Most of my time, though, was spent talking to one woman in particular—maybe a decade older than me and sweet and good-natured ("Life hasn't really worked out like I planned!" she'd say, laughing, or "I don't know what Heavenly Father's plan is for me, but I'll find out!"), she told one of her friends who approached that she'd "finally found somebody fun to talk to." Also, she was awesome because she used to be a ghost hunter. I repeat: SHE USED TO BE A GHOST HUNTER. Hey, question: Do you think it would be kind of amazingly interesting to hear a former ghost hunter talk about how, exactly, hunting ghosts affected and informed her deeply held religious beliefs? Because YES, IT WAS.

Anyway, a few more chill conversations, one high five, and two hours later, we arrived back at the dock. "It is now one a.m.!" proudly announced one of the hosts over the microphone, and an excited cheer went up. Everybody got off the boat—there didn't seem to be a lot of goodbyes, I'm assuming because the rest of the cruise's participants would see each other the next morning for their sacrament meeting and box lunch in Lake Oswego—and I headed home. Got a burrito at a food cart, ate it while drinking a beer in my apartment, watching an episode of Cosmos on Netflix. (Seemed appropriate.) MY, WHAT A TERRIBLE EVENING.

Part IV: So. Let's Talk About You For a Minute

Why did you think this would be so unpleasant? Is it because you thought, “Ha ha, Mormons are weird and dumb”? Is it because you thought, “Ha ha, that’s something I’d never do, I’m gonna make someone else do it"? Is it because you read Marjorie’s description and decided to ignore it when she noted I grew up in Salt Lake City—or failed to deduce that, in doing so, I might've figured out Mormons aren't as strange as everybody thinks they are? I'm genuinely curious why you guys voted the way you did.

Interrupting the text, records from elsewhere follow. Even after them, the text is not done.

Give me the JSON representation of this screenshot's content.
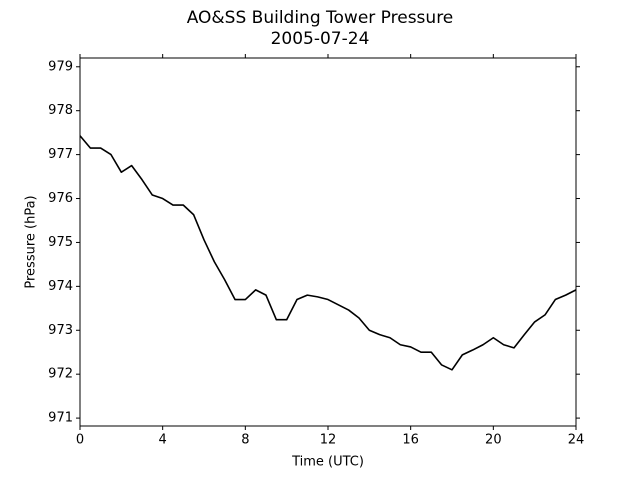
{
  "chart_data": {
    "type": "line",
    "title": "AO&SS Building Tower Pressure",
    "subtitle": "2005-07-24",
    "x_label": "Time (UTC)",
    "y_label": "Pressure (hPa)",
    "series": [
      {
        "name": "Pressure",
        "color": "#000000",
        "x": [
          0,
          0.5,
          1,
          1.5,
          2,
          2.5,
          3,
          3.5,
          4,
          4.5,
          5,
          5.5,
          6,
          6.5,
          7,
          7.5,
          8,
          8.5,
          9,
          9.5,
          10,
          10.5,
          11,
          11.5,
          12,
          12.5,
          13,
          13.5,
          14,
          14.5,
          15,
          15.5,
          16,
          16.5,
          17,
          17.5,
          18,
          18.5,
          19,
          19.5,
          20,
          20.5,
          21,
          21.5,
          22,
          22.5,
          23,
          23.5,
          24
        ],
        "values": [
          977.43,
          977.15,
          977.15,
          977.0,
          976.6,
          976.75,
          976.43,
          976.08,
          976.0,
          975.85,
          975.85,
          975.63,
          975.06,
          974.56,
          974.15,
          973.7,
          973.7,
          973.92,
          973.8,
          973.24,
          973.24,
          973.7,
          973.8,
          973.76,
          973.7,
          973.58,
          973.46,
          973.28,
          973.0,
          972.9,
          972.83,
          972.67,
          972.62,
          972.5,
          972.5,
          972.21,
          972.1,
          972.44,
          972.55,
          972.67,
          972.83,
          972.67,
          972.6,
          972.9,
          973.19,
          973.35,
          973.7,
          973.8,
          973.92
        ]
      }
    ],
    "xlim": [
      0,
      24
    ],
    "xticks": [
      0,
      4,
      8,
      12,
      16,
      20,
      24
    ],
    "ylim": [
      970.82,
      979.2
    ],
    "yticks": [
      971,
      972,
      973,
      974,
      975,
      976,
      977,
      978,
      979
    ],
    "grid": false
  }
}
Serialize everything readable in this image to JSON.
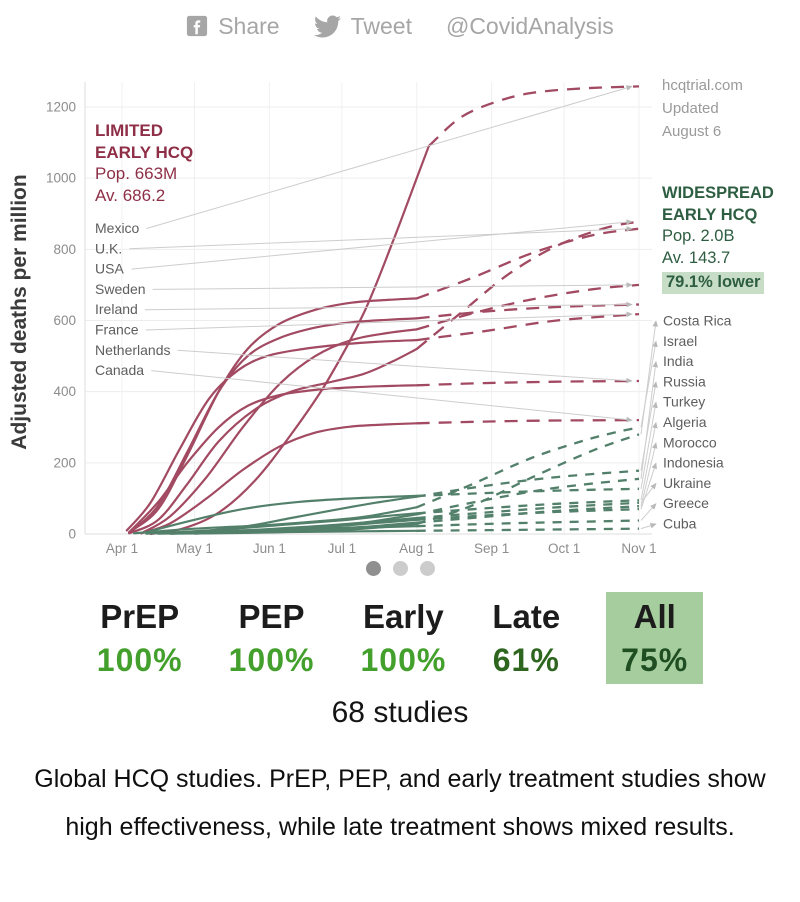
{
  "header": {
    "share": "Share",
    "tweet": "Tweet",
    "handle": "@CovidAnalysis"
  },
  "source": {
    "site": "hcqtrial.com",
    "updated": "Updated",
    "date": "August 6"
  },
  "chart": {
    "ylabel": "Adjusted deaths per million",
    "left_group": {
      "title_line1": "LIMITED",
      "title_line2": "EARLY HCQ",
      "pop": "Pop. 663M",
      "avg": "Av. 686.2"
    },
    "right_group": {
      "title_line1": "WIDESPREAD",
      "title_line2": "EARLY HCQ",
      "pop": "Pop. 2.0B",
      "avg": "Av. 143.7",
      "lower": "79.1% lower"
    }
  },
  "chart_data": {
    "type": "line",
    "ylabel": "Adjusted deaths per million",
    "ylim": [
      0,
      1260
    ],
    "yticks": [
      0,
      200,
      400,
      600,
      800,
      1000,
      1200
    ],
    "xticks": [
      "Apr 1",
      "May 1",
      "Jun 1",
      "Jul 1",
      "Aug 1",
      "Sep 1",
      "Oct 1",
      "Nov 1"
    ],
    "xtick_days": [
      0,
      30,
      61,
      91,
      122,
      153,
      183,
      214
    ],
    "x_unit": "days since Apr 1 (2020), dashed segments are projections after Aug 1",
    "colors": {
      "limited": "#a24a62",
      "widespread": "#53806a"
    },
    "groups": {
      "limited": {
        "label": "LIMITED EARLY HCQ",
        "population": "663M",
        "average": 686.2
      },
      "widespread": {
        "label": "WIDESPREAD EARLY HCQ",
        "population": "2.0B",
        "average": 143.7,
        "difference": "79.1% lower"
      }
    },
    "series": [
      {
        "name": "Mexico",
        "group": "limited",
        "solid": [
          [
            12,
            0
          ],
          [
            25,
            15
          ],
          [
            40,
            60
          ],
          [
            55,
            150
          ],
          [
            70,
            280
          ],
          [
            85,
            430
          ],
          [
            100,
            620
          ],
          [
            112,
            820
          ],
          [
            122,
            1000
          ],
          [
            127,
            1090
          ]
        ],
        "dashed": [
          [
            127,
            1090
          ],
          [
            140,
            1170
          ],
          [
            155,
            1215
          ],
          [
            170,
            1240
          ],
          [
            190,
            1252
          ],
          [
            214,
            1258
          ]
        ]
      },
      {
        "name": "U.K.",
        "group": "limited",
        "solid": [
          [
            3,
            5
          ],
          [
            15,
            70
          ],
          [
            27,
            220
          ],
          [
            40,
            400
          ],
          [
            52,
            520
          ],
          [
            65,
            590
          ],
          [
            80,
            630
          ],
          [
            95,
            650
          ],
          [
            110,
            658
          ],
          [
            122,
            662
          ]
        ],
        "dashed": [
          [
            122,
            662
          ],
          [
            145,
            720
          ],
          [
            170,
            790
          ],
          [
            195,
            840
          ],
          [
            214,
            858
          ]
        ]
      },
      {
        "name": "USA",
        "group": "limited",
        "solid": [
          [
            3,
            2
          ],
          [
            15,
            40
          ],
          [
            27,
            140
          ],
          [
            40,
            260
          ],
          [
            55,
            350
          ],
          [
            70,
            400
          ],
          [
            85,
            425
          ],
          [
            100,
            450
          ],
          [
            112,
            485
          ],
          [
            122,
            520
          ]
        ],
        "dashed": [
          [
            122,
            520
          ],
          [
            140,
            620
          ],
          [
            160,
            730
          ],
          [
            180,
            810
          ],
          [
            200,
            860
          ],
          [
            214,
            878
          ]
        ]
      },
      {
        "name": "Sweden",
        "group": "limited",
        "solid": [
          [
            8,
            2
          ],
          [
            20,
            50
          ],
          [
            35,
            160
          ],
          [
            50,
            300
          ],
          [
            65,
            420
          ],
          [
            80,
            500
          ],
          [
            95,
            545
          ],
          [
            110,
            565
          ],
          [
            122,
            575
          ]
        ],
        "dashed": [
          [
            122,
            575
          ],
          [
            145,
            620
          ],
          [
            170,
            660
          ],
          [
            195,
            688
          ],
          [
            214,
            700
          ]
        ]
      },
      {
        "name": "Ireland",
        "group": "limited",
        "solid": [
          [
            3,
            3
          ],
          [
            15,
            80
          ],
          [
            27,
            230
          ],
          [
            40,
            400
          ],
          [
            52,
            500
          ],
          [
            65,
            550
          ],
          [
            80,
            580
          ],
          [
            95,
            595
          ],
          [
            110,
            602
          ],
          [
            122,
            606
          ]
        ],
        "dashed": [
          [
            122,
            606
          ],
          [
            150,
            625
          ],
          [
            180,
            638
          ],
          [
            214,
            645
          ]
        ]
      },
      {
        "name": "France",
        "group": "limited",
        "solid": [
          [
            2,
            10
          ],
          [
            12,
            90
          ],
          [
            24,
            240
          ],
          [
            36,
            380
          ],
          [
            48,
            460
          ],
          [
            60,
            500
          ],
          [
            75,
            520
          ],
          [
            90,
            532
          ],
          [
            105,
            540
          ],
          [
            122,
            545
          ]
        ],
        "dashed": [
          [
            122,
            545
          ],
          [
            150,
            570
          ],
          [
            180,
            600
          ],
          [
            214,
            618
          ]
        ]
      },
      {
        "name": "Netherlands",
        "group": "limited",
        "solid": [
          [
            3,
            5
          ],
          [
            15,
            90
          ],
          [
            27,
            200
          ],
          [
            40,
            300
          ],
          [
            52,
            360
          ],
          [
            65,
            390
          ],
          [
            80,
            405
          ],
          [
            95,
            412
          ],
          [
            110,
            416
          ],
          [
            122,
            418
          ]
        ],
        "dashed": [
          [
            122,
            418
          ],
          [
            150,
            424
          ],
          [
            180,
            428
          ],
          [
            214,
            430
          ]
        ]
      },
      {
        "name": "Canada",
        "group": "limited",
        "solid": [
          [
            8,
            2
          ],
          [
            20,
            30
          ],
          [
            35,
            100
          ],
          [
            50,
            180
          ],
          [
            65,
            245
          ],
          [
            80,
            285
          ],
          [
            95,
            302
          ],
          [
            110,
            308
          ],
          [
            122,
            311
          ]
        ],
        "dashed": [
          [
            122,
            311
          ],
          [
            150,
            316
          ],
          [
            180,
            319
          ],
          [
            214,
            320
          ]
        ]
      },
      {
        "name": "Costa Rica",
        "group": "widespread",
        "solid": [
          [
            20,
            1
          ],
          [
            50,
            3
          ],
          [
            80,
            8
          ],
          [
            100,
            15
          ],
          [
            122,
            28
          ]
        ],
        "dashed": [
          [
            122,
            28
          ],
          [
            145,
            80
          ],
          [
            170,
            160
          ],
          [
            195,
            235
          ],
          [
            214,
            280
          ]
        ]
      },
      {
        "name": "Israel",
        "group": "widespread",
        "solid": [
          [
            5,
            2
          ],
          [
            30,
            15
          ],
          [
            60,
            25
          ],
          [
            80,
            35
          ],
          [
            100,
            48
          ],
          [
            122,
            75
          ]
        ],
        "dashed": [
          [
            122,
            75
          ],
          [
            145,
            140
          ],
          [
            170,
            215
          ],
          [
            195,
            270
          ],
          [
            214,
            300
          ]
        ]
      },
      {
        "name": "India",
        "group": "widespread",
        "solid": [
          [
            30,
            1
          ],
          [
            60,
            8
          ],
          [
            80,
            18
          ],
          [
            100,
            32
          ],
          [
            122,
            55
          ]
        ],
        "dashed": [
          [
            122,
            55
          ],
          [
            150,
            95
          ],
          [
            180,
            130
          ],
          [
            214,
            155
          ]
        ]
      },
      {
        "name": "Russia",
        "group": "widespread",
        "solid": [
          [
            25,
            2
          ],
          [
            50,
            20
          ],
          [
            70,
            45
          ],
          [
            90,
            70
          ],
          [
            105,
            88
          ],
          [
            122,
            105
          ]
        ],
        "dashed": [
          [
            122,
            105
          ],
          [
            150,
            135
          ],
          [
            180,
            160
          ],
          [
            214,
            178
          ]
        ]
      },
      {
        "name": "Turkey",
        "group": "widespread",
        "solid": [
          [
            10,
            5
          ],
          [
            30,
            40
          ],
          [
            50,
            70
          ],
          [
            70,
            88
          ],
          [
            90,
            98
          ],
          [
            105,
            103
          ],
          [
            122,
            107
          ]
        ],
        "dashed": [
          [
            122,
            107
          ],
          [
            150,
            115
          ],
          [
            180,
            122
          ],
          [
            214,
            127
          ]
        ]
      },
      {
        "name": "Algeria",
        "group": "widespread",
        "solid": [
          [
            15,
            2
          ],
          [
            40,
            12
          ],
          [
            65,
            25
          ],
          [
            90,
            38
          ],
          [
            105,
            48
          ],
          [
            122,
            58
          ]
        ],
        "dashed": [
          [
            122,
            58
          ],
          [
            150,
            72
          ],
          [
            180,
            85
          ],
          [
            214,
            95
          ]
        ]
      },
      {
        "name": "Morocco",
        "group": "widespread",
        "solid": [
          [
            15,
            2
          ],
          [
            45,
            6
          ],
          [
            75,
            12
          ],
          [
            100,
            20
          ],
          [
            122,
            32
          ]
        ],
        "dashed": [
          [
            122,
            32
          ],
          [
            150,
            48
          ],
          [
            180,
            65
          ],
          [
            214,
            78
          ]
        ]
      },
      {
        "name": "Indonesia",
        "group": "widespread",
        "solid": [
          [
            20,
            1
          ],
          [
            50,
            8
          ],
          [
            80,
            18
          ],
          [
            100,
            28
          ],
          [
            122,
            40
          ]
        ],
        "dashed": [
          [
            122,
            40
          ],
          [
            150,
            52
          ],
          [
            180,
            62
          ],
          [
            214,
            70
          ]
        ]
      },
      {
        "name": "Ukraine",
        "group": "widespread",
        "solid": [
          [
            20,
            2
          ],
          [
            50,
            10
          ],
          [
            80,
            22
          ],
          [
            100,
            32
          ],
          [
            122,
            45
          ]
        ],
        "dashed": [
          [
            122,
            45
          ],
          [
            150,
            60
          ],
          [
            180,
            75
          ],
          [
            214,
            88
          ]
        ]
      },
      {
        "name": "Greece",
        "group": "widespread",
        "solid": [
          [
            10,
            1
          ],
          [
            40,
            8
          ],
          [
            70,
            14
          ],
          [
            100,
            18
          ],
          [
            122,
            22
          ]
        ],
        "dashed": [
          [
            122,
            22
          ],
          [
            160,
            30
          ],
          [
            214,
            38
          ]
        ]
      },
      {
        "name": "Cuba",
        "group": "widespread",
        "solid": [
          [
            15,
            1
          ],
          [
            50,
            4
          ],
          [
            90,
            7
          ],
          [
            122,
            9
          ]
        ],
        "dashed": [
          [
            122,
            9
          ],
          [
            170,
            12
          ],
          [
            214,
            15
          ]
        ]
      }
    ]
  },
  "carousel": {
    "dots": [
      "active",
      "inactive",
      "inactive"
    ],
    "active_color": "#8f8f8f",
    "inactive_color": "#cccccc"
  },
  "stats": {
    "items": [
      {
        "label": "PrEP",
        "value": "100%",
        "color": "#44a02c",
        "highlight": false
      },
      {
        "label": "PEP",
        "value": "100%",
        "color": "#44a02c",
        "highlight": false
      },
      {
        "label": "Early",
        "value": "100%",
        "color": "#44a02c",
        "highlight": false
      },
      {
        "label": "Late",
        "value": "61%",
        "color": "#2e661f",
        "highlight": false
      },
      {
        "label": "All",
        "value": "75%",
        "color": "#1e4e22",
        "highlight": true
      }
    ],
    "highlight_bg": "#a6cd9d",
    "studies": "68 studies"
  },
  "caption": "Global HCQ studies. PrEP, PEP, and early treatment studies show high effectiveness, while late treatment shows mixed results."
}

Actually, the voting process for this Worst. Night. Ever. reminds me of when you guys sent Alison to the Oregon State Fair—like “Eww, gross! The fair! Fat people eating funnel cakes!” But then it turned out that the fair is kind of great? As you might've known if you'd ever gone?

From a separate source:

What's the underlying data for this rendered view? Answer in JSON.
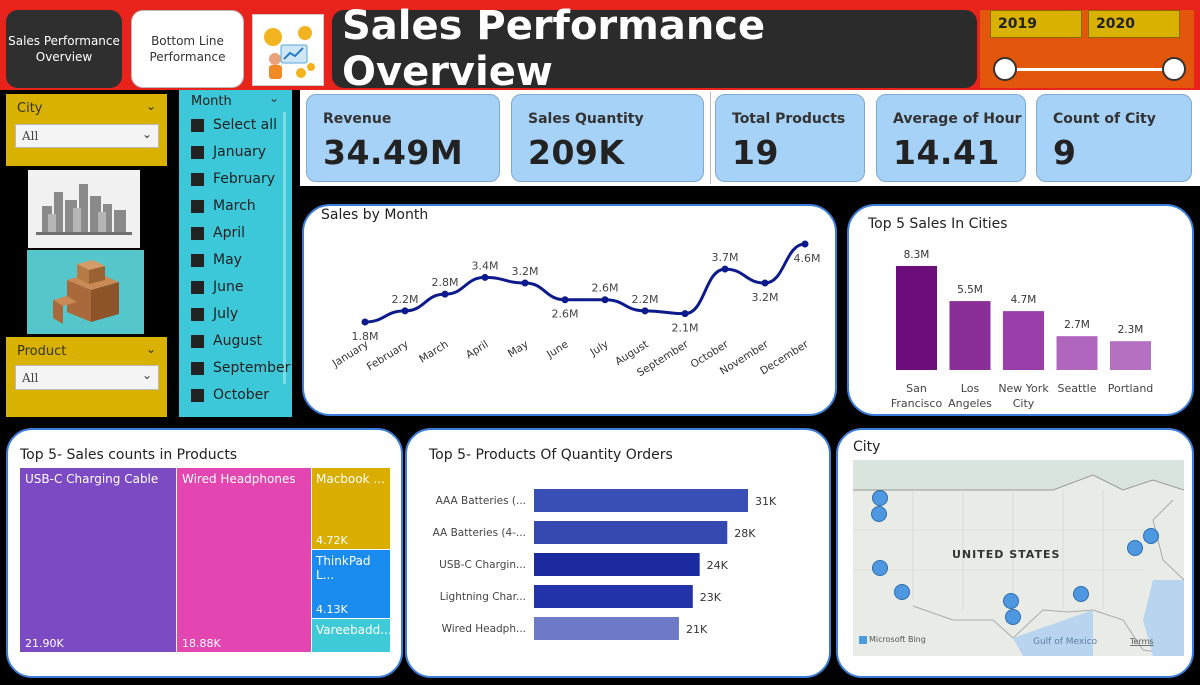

I’m starting to think Worst. Night. Ever. has turned into less of a good-spirited bit of sadism and more of a really weird glimpse into how you guys’ brains work. If that's the case, your brains seem... kind of xenophobic? A little knee-jerk? For fuck's sake, you could have sent me to Camp Cascadia, which sounds truly terrible, like a cursed nexus where all the people who've worn out their fluoride conspiracy theories are currently playing pretend activist on a mountain. That would've been awful! That would have been interesting to read about! But instead, you're left with yet another Worst. Night. Ever. that boils down to, “Well, that was marginally uncomfortable, and yeah, I would've rather been doing something else. But it was mostly pretty okay—even enjoyable!" This is getting boring, guys. Are you sick of reading the same Worst. Night. Ever. pieces over and over yet? Then vote better. Start in a couple of hours, when the poll for Wm. Steven Humphrey's Worst. Night. Ever. goes up.

PART V: In Conclusion

Well, that was marginally uncomfortable, and yeah, I would've rather been doing something else. But it was mostly pretty okay—even enjoyable! Especially compared to that time I accidentally moved into a house where everybody else who lived there was a Scientologist.